Now Mathematica allows you to input numbers in different representations, in your case, base 16 with a to f as extra digits. That is, if you type 16^^2a, Mathematica recognizes this as another representation of the same integer 42, and therefore also converts it into the internal representation of that integer. Then when displaying it, the printing code has no idea about where that integer it has to print comes from, you might have entered it in decimal form, in hexadecimal form, or you might not have entered it at all, but it might have been the result of a calculation like HitchHikerEvaluate[6 * 9]. All the printing routine knows is that here's an internal representation of the number 42 to print. And it does so by converting it into decimal, resulting in the output 42.

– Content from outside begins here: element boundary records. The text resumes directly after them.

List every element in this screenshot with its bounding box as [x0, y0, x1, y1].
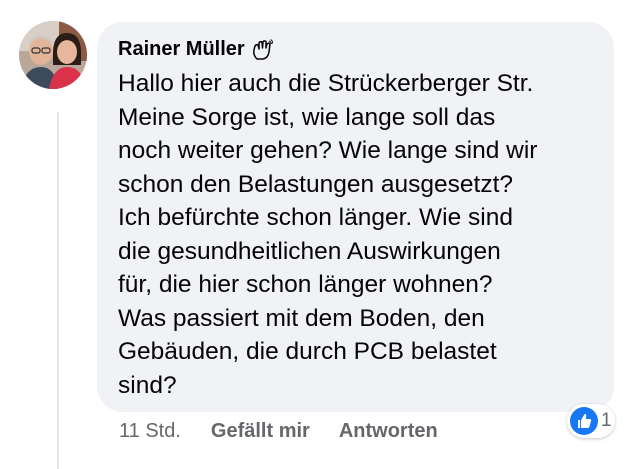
comment-timestamp[interactable]: 11 Std.: [119, 420, 181, 443]
comment-bubble: Rainer Müller Hallo hier auch die Strück…: [97, 22, 614, 412]
like-button[interactable]: Gefällt mir: [211, 420, 310, 443]
comment-line: Gebäuden, die durch PCB belastet: [118, 338, 497, 365]
comment-line: noch weiter gehen? Wie lange sind wir: [118, 137, 538, 164]
comment-author: Rainer Müller: [118, 38, 274, 61]
like-icon: [570, 407, 598, 435]
comment-line: Ich befürchte schon länger. Wie sind: [118, 204, 513, 231]
avatar[interactable]: [19, 21, 87, 89]
comment-line: Hallo hier auch die Strückerberger Str.: [118, 70, 534, 97]
comment-actions: 11 Std. Gefällt mir Antworten: [119, 420, 438, 443]
wave-hand-icon: [251, 38, 274, 61]
comment-line: schon den Belastungen ausgesetzt?: [118, 170, 514, 198]
comment-line: für, die hier schon länger wohnen?: [118, 271, 493, 298]
reply-button[interactable]: Antworten: [339, 420, 438, 443]
comment-text: Hallo hier auch die Strückerberger Str. …: [118, 67, 608, 402]
author-name[interactable]: Rainer Müller: [118, 38, 245, 61]
comment-line: Meine Sorge ist, wie lange soll das: [118, 103, 496, 131]
reaction-summary[interactable]: 1: [567, 404, 615, 438]
thread-line: [57, 112, 59, 469]
avatar-photo: [19, 21, 87, 89]
reaction-count: 1: [601, 410, 612, 431]
comment-line: sind?: [118, 371, 177, 399]
comment-line: Was passiert mit dem Boden, den: [118, 304, 485, 332]
comment-line: die gesundheitlichen Auswirkungen: [118, 237, 501, 265]
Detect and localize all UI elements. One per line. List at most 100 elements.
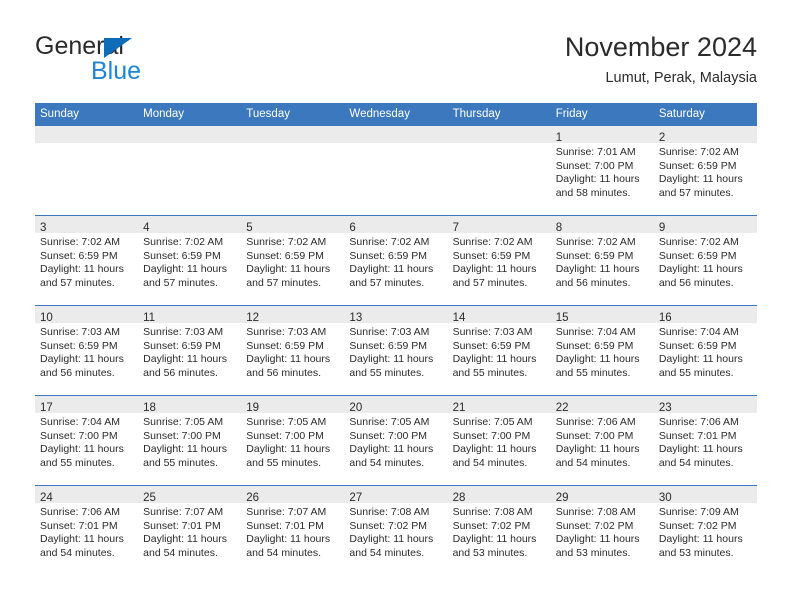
sunset-text: Sunset: 7:01 PM xyxy=(246,519,324,532)
calendar-day-cell[interactable]: 24 Sunrise: 7:06 AM Sunset: 7:01 PM Dayligh… xyxy=(35,485,139,575)
general-blue-logo[interactable]: General Blue xyxy=(35,32,235,88)
calendar-day-cell[interactable]: 9 Sunrise: 7:02 AM Sunset: 6:59 PM Daylight… xyxy=(653,215,757,306)
calendar-day-cell[interactable]: 1 Sunrise: 7:01 AM Sunset: 7:00 PM Daylight… xyxy=(550,126,654,216)
day-number-band: 20 xyxy=(344,396,448,414)
calendar-day-cell[interactable]: 21 Sunrise: 7:05 AM Sunset: 7:00 PM Dayligh… xyxy=(447,395,551,486)
calendar-day-cell[interactable]: 2 Sunrise: 7:02 AM Sunset: 6:59 PM Daylight… xyxy=(653,126,757,216)
calendar-table: Sunday Monday Tuesday Wednesday Thursday… xyxy=(35,103,757,575)
day-number: 18 xyxy=(143,402,156,414)
calendar-day-cell[interactable]: 10 Sunrise: 7:03 AM Sunset: 6:59 PM Dayligh… xyxy=(35,305,139,396)
sunset-text: Sunset: 7:01 PM xyxy=(658,429,737,442)
day-cell-inner: 26 Sunrise: 7:07 AM Sunset: 7:01 PM Dayligh… xyxy=(241,486,345,575)
day-cell-details: Sunrise: 7:06 AM Sunset: 7:00 PM Daylight:… xyxy=(551,413,654,470)
calendar-day-cell[interactable]: 27 Sunrise: 7:08 AM Sunset: 7:02 PM Dayligh… xyxy=(344,485,448,575)
day-number-band: 19 xyxy=(241,396,345,414)
triangle-flag-icon xyxy=(104,38,132,58)
daylight-text-line2: and 54 minutes. xyxy=(452,456,528,469)
day-number: 13 xyxy=(349,312,363,324)
day-number-band: 5 xyxy=(241,216,345,234)
calendar-day-cell[interactable]: 17 Sunrise: 7:04 AM Sunset: 7:00 PM Dayligh… xyxy=(35,395,139,486)
day-cell-details: Sunrise: 7:01 AM Sunset: 7:00 PM Daylight:… xyxy=(551,143,654,200)
sunset-text: Sunset: 6:59 PM xyxy=(143,339,221,352)
weekday-header-thursday: Thursday xyxy=(447,103,551,126)
sunrise-text: Sunrise: 7:05 AM xyxy=(143,416,224,428)
sunset-text: Sunset: 7:00 PM xyxy=(555,429,634,442)
daylight-text-line2: and 58 minutes. xyxy=(555,186,631,199)
daylight-text-line1: Daylight: 11 hours xyxy=(143,443,227,455)
sunset-text: Sunset: 7:00 PM xyxy=(143,429,221,442)
daylight-text-line2: and 54 minutes. xyxy=(246,546,321,559)
daylight-text-line1: Daylight: 11 hours xyxy=(40,443,124,455)
day-cell-inner: 22 Sunrise: 7:06 AM Sunset: 7:00 PM Dayligh… xyxy=(550,396,654,485)
daylight-text-line1: Daylight: 11 hours xyxy=(349,353,434,365)
day-cell-details: Sunrise: 7:03 AM Sunset: 6:59 PM Daylight:… xyxy=(241,323,344,380)
calendar-day-cell[interactable]: 25 Sunrise: 7:07 AM Sunset: 7:01 PM Dayligh… xyxy=(138,485,242,575)
page-subtitle-location: Lumut, Perak, Malaysia xyxy=(605,70,757,86)
weekday-header-wednesday: Wednesday xyxy=(344,103,448,126)
sunset-text: Sunset: 7:00 PM xyxy=(349,429,428,442)
day-cell-inner: 11 Sunrise: 7:03 AM Sunset: 6:59 PM Dayligh… xyxy=(138,306,242,395)
day-cell-inner: 24 Sunrise: 7:06 AM Sunset: 7:01 PM Dayligh… xyxy=(35,486,139,575)
calendar-day-cell[interactable]: 6 Sunrise: 7:02 AM Sunset: 6:59 PM Daylight… xyxy=(344,215,448,306)
calendar-day-cell[interactable]: 13 Sunrise: 7:03 AM Sunset: 6:59 PM Dayligh… xyxy=(344,305,448,396)
day-number: 8 xyxy=(555,222,563,234)
day-number: 14 xyxy=(452,312,466,324)
calendar-day-cell[interactable]: 12 Sunrise: 7:03 AM Sunset: 6:59 PM Dayligh… xyxy=(241,305,345,396)
daylight-text-line2: and 53 minutes. xyxy=(658,546,734,559)
day-number: 27 xyxy=(349,492,363,504)
day-number-band: 1 xyxy=(550,126,654,144)
sunrise-text: Sunrise: 7:02 AM xyxy=(349,236,430,248)
calendar-day-cell[interactable]: 5 Sunrise: 7:02 AM Sunset: 6:59 PM Daylight… xyxy=(241,215,345,306)
day-number: 25 xyxy=(143,492,156,504)
calendar-day-cell[interactable]: 15 Sunrise: 7:04 AM Sunset: 6:59 PM Dayligh… xyxy=(550,305,654,396)
daylight-text-line1: Daylight: 11 hours xyxy=(40,263,124,275)
sunrise-text: Sunrise: 7:04 AM xyxy=(40,416,120,428)
calendar-day-cell[interactable]: 14 Sunrise: 7:03 AM Sunset: 6:59 PM Dayligh… xyxy=(447,305,551,396)
day-number: 10 xyxy=(40,312,53,324)
daylight-text-line1: Daylight: 11 hours xyxy=(555,533,640,545)
day-number-band xyxy=(138,126,242,143)
day-cell-inner: 19 Sunrise: 7:05 AM Sunset: 7:00 PM Dayligh… xyxy=(241,396,345,485)
sunset-text: Sunset: 6:59 PM xyxy=(143,249,221,262)
sunrise-text: Sunrise: 7:08 AM xyxy=(452,506,533,518)
calendar-day-cell[interactable]: 20 Sunrise: 7:05 AM Sunset: 7:00 PM Dayligh… xyxy=(344,395,448,486)
calendar-day-cell[interactable]: 3 Sunrise: 7:02 AM Sunset: 6:59 PM Daylight… xyxy=(35,215,139,306)
calendar-day-cell[interactable]: 22 Sunrise: 7:06 AM Sunset: 7:00 PM Dayligh… xyxy=(550,395,654,486)
day-number-band xyxy=(344,126,448,143)
day-number: 17 xyxy=(40,402,53,414)
calendar-day-cell[interactable]: 26 Sunrise: 7:07 AM Sunset: 7:01 PM Dayligh… xyxy=(241,485,345,575)
day-cell-details: Sunrise: 7:07 AM Sunset: 7:01 PM Daylight:… xyxy=(241,503,344,560)
day-number-band: 11 xyxy=(138,306,242,324)
sunrise-text: Sunrise: 7:09 AM xyxy=(658,506,739,518)
calendar-day-cell[interactable]: 18 Sunrise: 7:05 AM Sunset: 7:00 PM Dayligh… xyxy=(138,395,242,486)
sunrise-text: Sunrise: 7:03 AM xyxy=(40,326,120,338)
calendar-week-row: 1 Sunrise: 7:01 AM Sunset: 7:00 PM Daylight… xyxy=(35,126,757,216)
day-cell-inner: 15 Sunrise: 7:04 AM Sunset: 6:59 PM Dayligh… xyxy=(550,306,654,395)
calendar-day-cell[interactable]: 7 Sunrise: 7:02 AM Sunset: 6:59 PM Daylight… xyxy=(447,215,551,306)
daylight-text-line1: Daylight: 11 hours xyxy=(246,533,331,545)
daylight-text-line2: and 57 minutes. xyxy=(246,276,321,289)
calendar-day-cell[interactable]: 28 Sunrise: 7:08 AM Sunset: 7:02 PM Dayligh… xyxy=(447,485,551,575)
calendar-day-cell[interactable]: 29 Sunrise: 7:08 AM Sunset: 7:02 PM Dayligh… xyxy=(550,485,654,575)
calendar-day-cell[interactable]: 16 Sunrise: 7:04 AM Sunset: 6:59 PM Dayligh… xyxy=(653,305,757,396)
day-number-band: 7 xyxy=(447,216,551,234)
day-cell-inner xyxy=(138,126,242,215)
calendar-day-cell[interactable]: 4 Sunrise: 7:02 AM Sunset: 6:59 PM Daylight… xyxy=(138,215,242,306)
daylight-text-line2: and 56 minutes. xyxy=(143,366,218,379)
day-cell-inner: 9 Sunrise: 7:02 AM Sunset: 6:59 PM Daylight… xyxy=(653,216,757,305)
day-cell-details: Sunrise: 7:02 AM Sunset: 6:59 PM Daylight:… xyxy=(551,233,654,290)
daylight-text-line1: Daylight: 11 hours xyxy=(246,263,331,275)
daylight-text-line2: and 57 minutes. xyxy=(143,276,218,289)
day-cell-inner: 2 Sunrise: 7:02 AM Sunset: 6:59 PM Daylight… xyxy=(653,126,757,215)
daylight-text-line1: Daylight: 11 hours xyxy=(452,353,537,365)
day-number: 16 xyxy=(658,312,672,324)
calendar-day-cell[interactable]: 23 Sunrise: 7:06 AM Sunset: 7:01 PM Dayligh… xyxy=(653,395,757,486)
day-cell-details: Sunrise: 7:07 AM Sunset: 7:01 PM Daylight:… xyxy=(138,503,241,560)
calendar-day-cell[interactable]: 30 Sunrise: 7:09 AM Sunset: 7:02 PM Dayligh… xyxy=(653,485,757,575)
daylight-text-line1: Daylight: 11 hours xyxy=(452,263,537,275)
daylight-text-line1: Daylight: 11 hours xyxy=(658,173,743,185)
day-cell-inner: 7 Sunrise: 7:02 AM Sunset: 6:59 PM Daylight… xyxy=(447,216,551,305)
calendar-day-cell[interactable]: 19 Sunrise: 7:05 AM Sunset: 7:00 PM Dayligh… xyxy=(241,395,345,486)
calendar-day-cell[interactable]: 8 Sunrise: 7:02 AM Sunset: 6:59 PM Daylight… xyxy=(550,215,654,306)
calendar-day-cell[interactable]: 11 Sunrise: 7:03 AM Sunset: 6:59 PM Dayligh… xyxy=(138,305,242,396)
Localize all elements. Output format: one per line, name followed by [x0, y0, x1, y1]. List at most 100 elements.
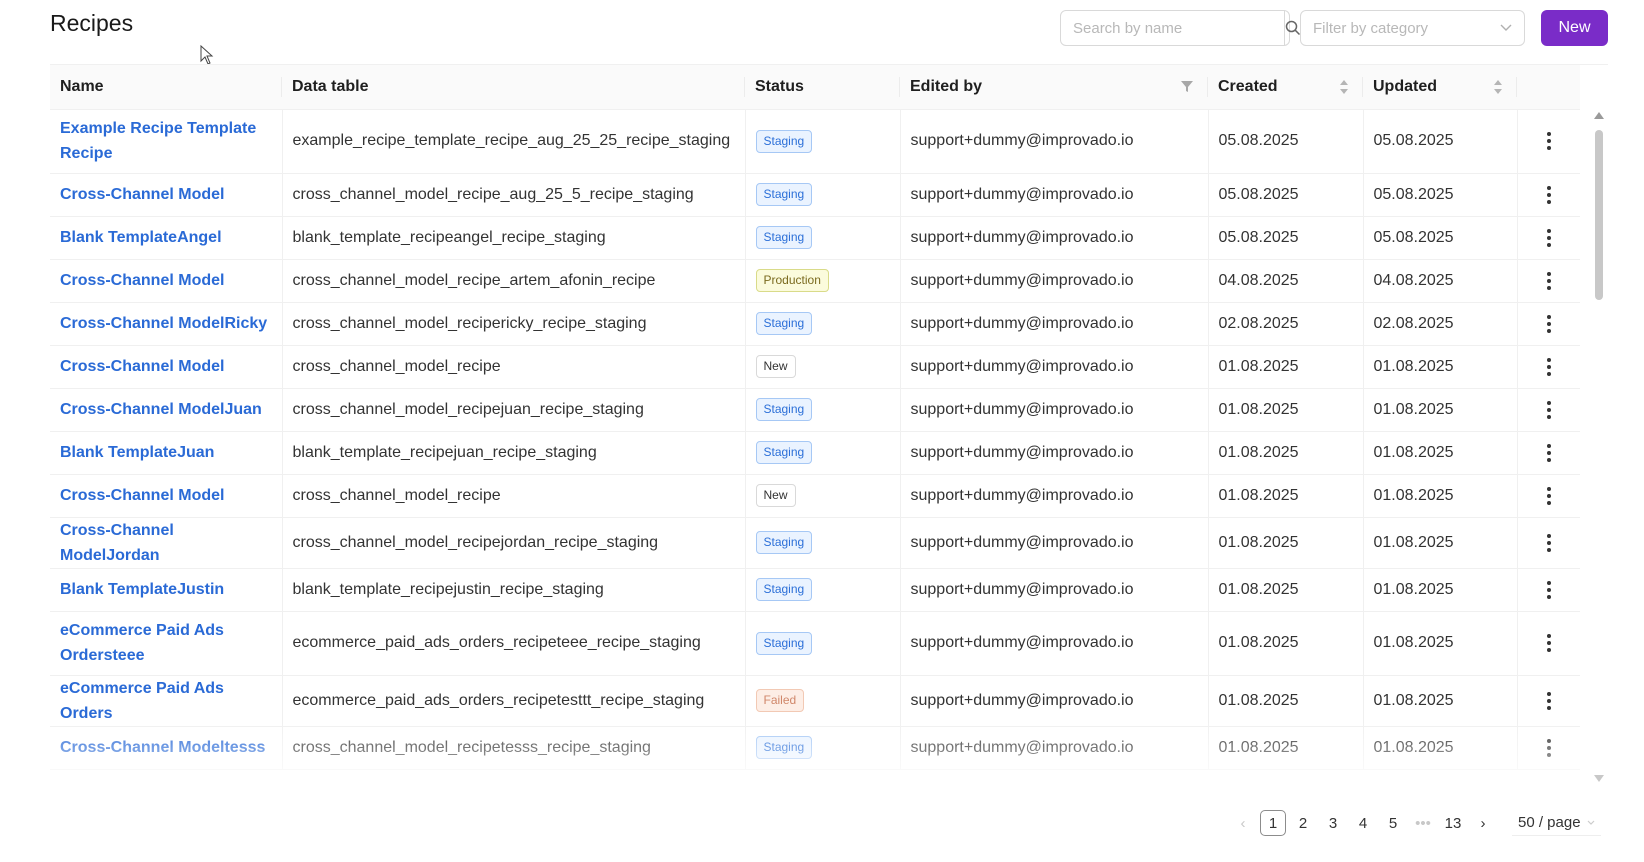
category-filter-placeholder: Filter by category	[1313, 19, 1429, 37]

Note that conversion to internal form is not done by the evaluator. The evaluator takes an expression in internal form and evaluates that in order to get another expression in internal form. Conversion of input representation into internal representation, known as parsing, happens before the evaluation gets to see it, and it has to because the evaluator cannot act on the input, it only can act on the internal representation. Indeed, in your expression FullForm[16^^abcdef] it is the parsing which reveals that there's an expression with head FullForm and a single argument of type Integer. That is, at the time the expression exists (as result of parsing the input) the base already is gone.

Note that you can modify parsing as well. For the Front End, there's the Notation package which allows you to tell Mathematica how to interpret certain box structures you enter. And there's $PreRead which is applied to the input form before it is parsed. This way, it might be possible to change all base^^num expressions into some expression basenum[base, value] and implement arithmetics for that so that it acts mostly like an integer, except that it displays in base^^num form. Maybe an alternative would be to transform it into Interpretation["base^^num", value]. However I'm not sure how well that would work.